On Sat, Dec 12, 2020 at 3:29 AM Jakob Heitz (jheitz)
<> wrote:
> Good point Keyur.
> A receiver may be overwhelmed for a long time and not open its TCP window to avoid
> silly window syndrome or some other reason. The receiver may still be functional
> and able to clear its backlog, albeit in a long time. Resetting such a session
> will only make the situation worse. Telling the difference between this case
> and a receiver stuck in a bug is difficult.
> Regards,
> Jakob.

Byzantine Generals again.

We ran into this problem recently. The update group behavior made a
single session's
slowness cascade to all of the others, so there was much screaming.

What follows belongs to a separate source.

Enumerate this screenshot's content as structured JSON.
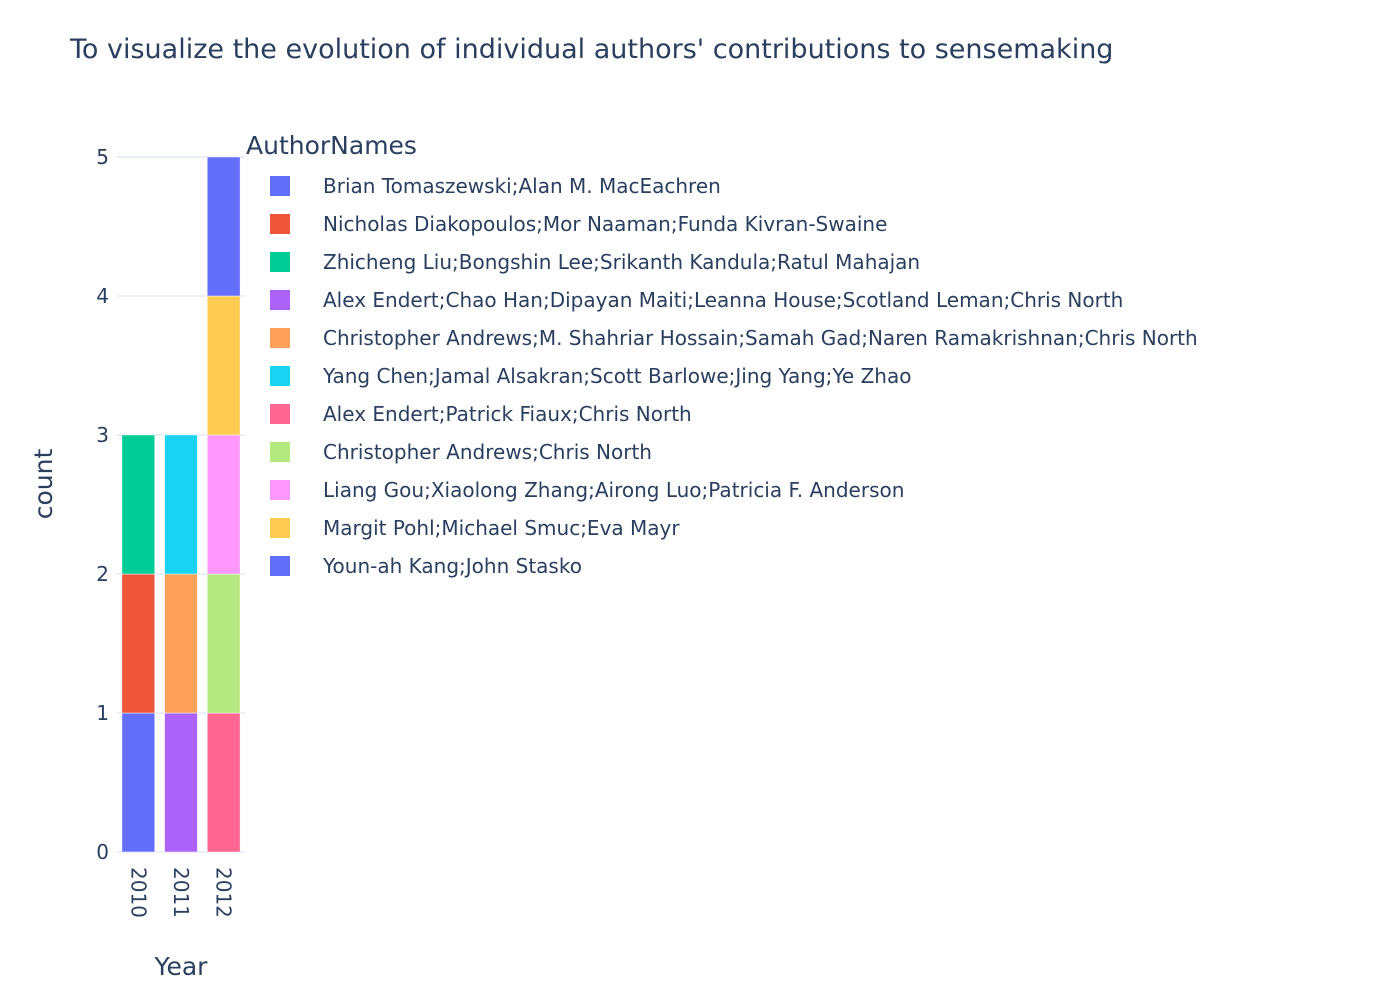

At a certain point, a slow neighbor is a pointless neighbor. If we saw a number,
say 2 days backlog, it would be an obvious problem that requires
reset. Lower numbers
get trickier.

It seems to me that we're looking at 3 categories:

1) Normal sessions - don't kill
2) Slow sessions - don't kill yet, do the slow session things.
3) Too slow - goodbye session.

Maybe a "minimum update rate" algo that would kick off #2 and #3 is a
possibility. A bit
more flexible than just looking at queue depth or getting too deep
into other layers by
looking at buffer characteristics. I know some implementations implement #2, but
I never bothered to dig into how it works. #3 just seems like a
logical extension.

When we ran into this problem recently, the only discussion of window
size was as an affirmation
that the broken box was, in fact, the broken box. But the problem
description is always
something like "stale routes" or "routing loops" (undoubtedly because
they are stale).